Schumann-Rückkehr nach Thüringen: Deutschlands Leichtathleten im Wechselfieber
zuletzt aktualisiert: 03.12.2001 - 13:35Berlin (rpo). Deutschlands Leichtathleten haben knapp neun Monate vor den Europameisterschaften in München von der Möglichkeit des Vereinswechsels wieder regen Gebrauch gemacht. Das Wechselkarussell drehte sich bis zum Schluss auf Hochtouren.
Praktisch in letzter Minute hat der deutsche Rekordhalter und erste Sechs-Meter-Stabhochspringer Tim Lobinger (Foto) mit der LG Eintracht Frankfurt/Main einen neuen Verein gefunden. Zu den spektakulären Veränderungen gehört, dass 800-m-Olympiasieger Nils Schumann nach einjährigem Gastspiel seinen Kontrakt bei der LG NIKE Berlin gekündigt hat und nach Thüringen zum SV Creaton Großengottern zurückkehrt. Im Gegensatz zu seinem Berlin-Wechsel vor Jahresfrist verursachte der Schumann-Abgang diesmal weit weniger Wirbel.
Der 23-Jährige, der in Erfurt lebt und trainiert, hatte dem Hauptstadt-Verein unmittelbar vor der Abreise ins Höhentraining nach Südafrika die Kündigung seines bis 2002 laufenden Vertrages zugeschickt. "Ich kann nur sagen, dass Zusicherungen der Berliner nicht erfüllt worden sind", betonte der WM-Fünfte von Edmonton. Nachdem ihm Trainer Dieter Hermann wegen des Wechsels in die Hauptstadt die Zusammenarbeit aufgekündigt hatte, haben sich die Wogen längst geglättet. Schumann trainiert wieder bei seinem alten Coach, der neuerdings als Bundestrainer auch für die zwei Stadionrunden zuständig ist.
Die Berliner haben dem Europameister von 1998 nach Abstimmung mit dem amerikanischen Sportartikel-Hersteller NIKE, von dem Schumann nach seinem Sydney-Triumph einen millionenschweren Fünf-Jahres- Vertrag erhielt, keine Steine in den Weg gelegt. Der Hauptgeldgeber war von Schumann nicht unterrichtet worden, auch sein Marketing- Manager Klaus Kärcher wurde vor vollendete Tatsachen gestellt. Der wollte zunächst keine Stellung beziehen, betonte dann aber schnell, dass dieser Schritt keine Kündigung des NIKE-Vertrages bedeute.

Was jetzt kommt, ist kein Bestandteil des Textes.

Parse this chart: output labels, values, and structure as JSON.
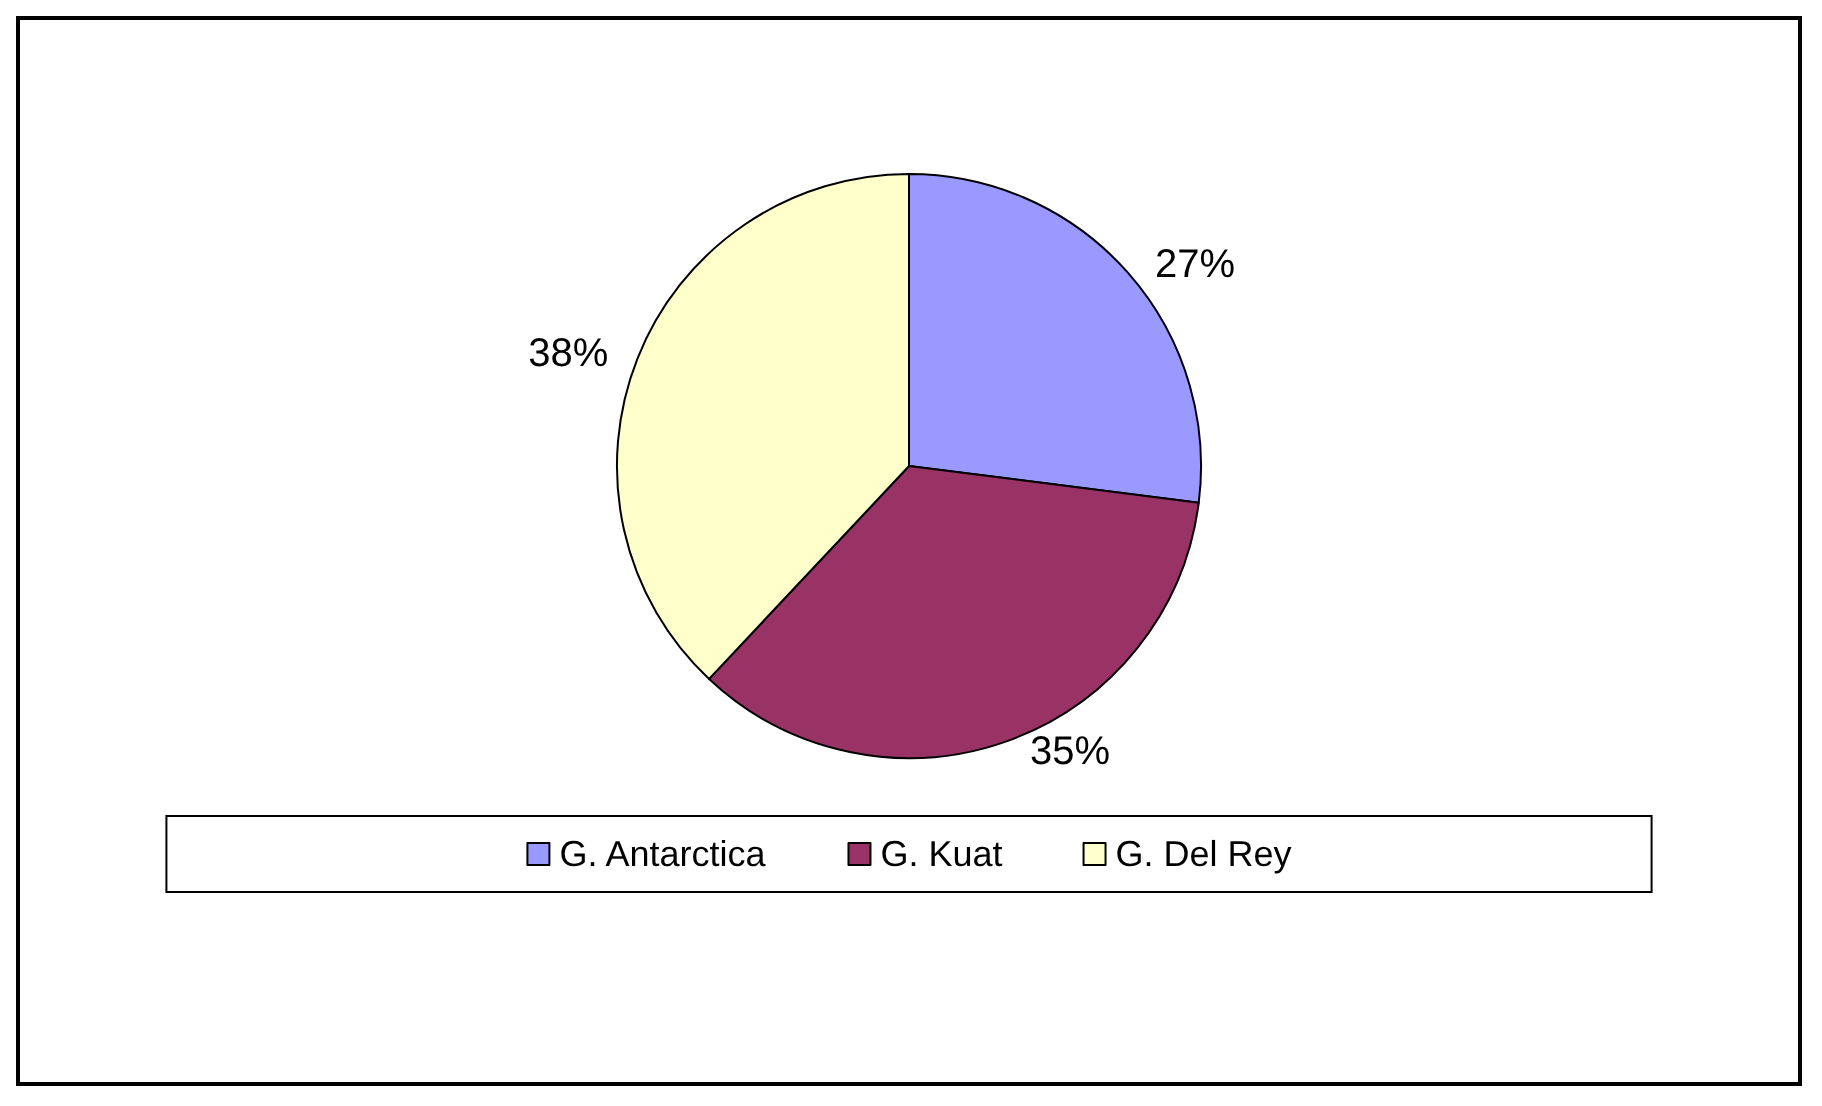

Auch die anderen Wechsel gingen in der Regel ohne größeren Rummel über die Bühne, da viele Vereine durch den Rückzug von Sponsoren in finanziellen Engpässen stecken. Besonders schwer traf es den LAC Quelle Fürth/München, der seinen Etat kräftig zurückschrauben musste und bis auf Siebenkämpferin Karin Ertl alle Top-Athleten verlor. Tim Lobinger, der die WM-Teilnahme verpasst hatte und gerne nach Köln zurückgekehrt wäre, hing am längsten in der Luft. Sieben Stunden vor Ablauf der Wechselfrist am 30. November um Mitternacht wusste sein Manager Robert Wagner immer noch nicht, wo Lobinger unterschreibt.
Erst einen Tag nach Ende der Wechselmöglichkeit gab Eintracht Frankfurt die Verstärkung bekannt. Zuvor waren Gespräche in Köln und Wolfsburg gescheitert. Auch die syrische Siebenkampf-Olympiasiegerin von 1996, Ghada Shouaa (bisher USC Mainz), strebt in Frankfurt nach vielen Verletzungen ein Comeback an. Dafür verlässt die Olympia- Dritte von Sydney und deutsche Rekordhalterin im Hammerwerfen, Kirsten Münchow, den Verein in Richtung Minden, wo sie trotz Schwangerschaft mehr Geld erhält.
Nachdem die LG Olympia Dortmund zwei Hauptsponsoren verloren hatte, musste erst die Stadt einspringen, damit es weitergehen kann. 400-m-Vizeweltmeister Ingo Schultz hatte frühzeitig angekündigt, dass er bleibt. Andere Viertelmeiler um WM-Teilnehmer Lars Figura suchten sich wegen der Ungewissheit eine neue sportliche Heimat beim VfL Wolfsburg, wo der ansässige Autokonzern eine Anschubfinanzierung leistete.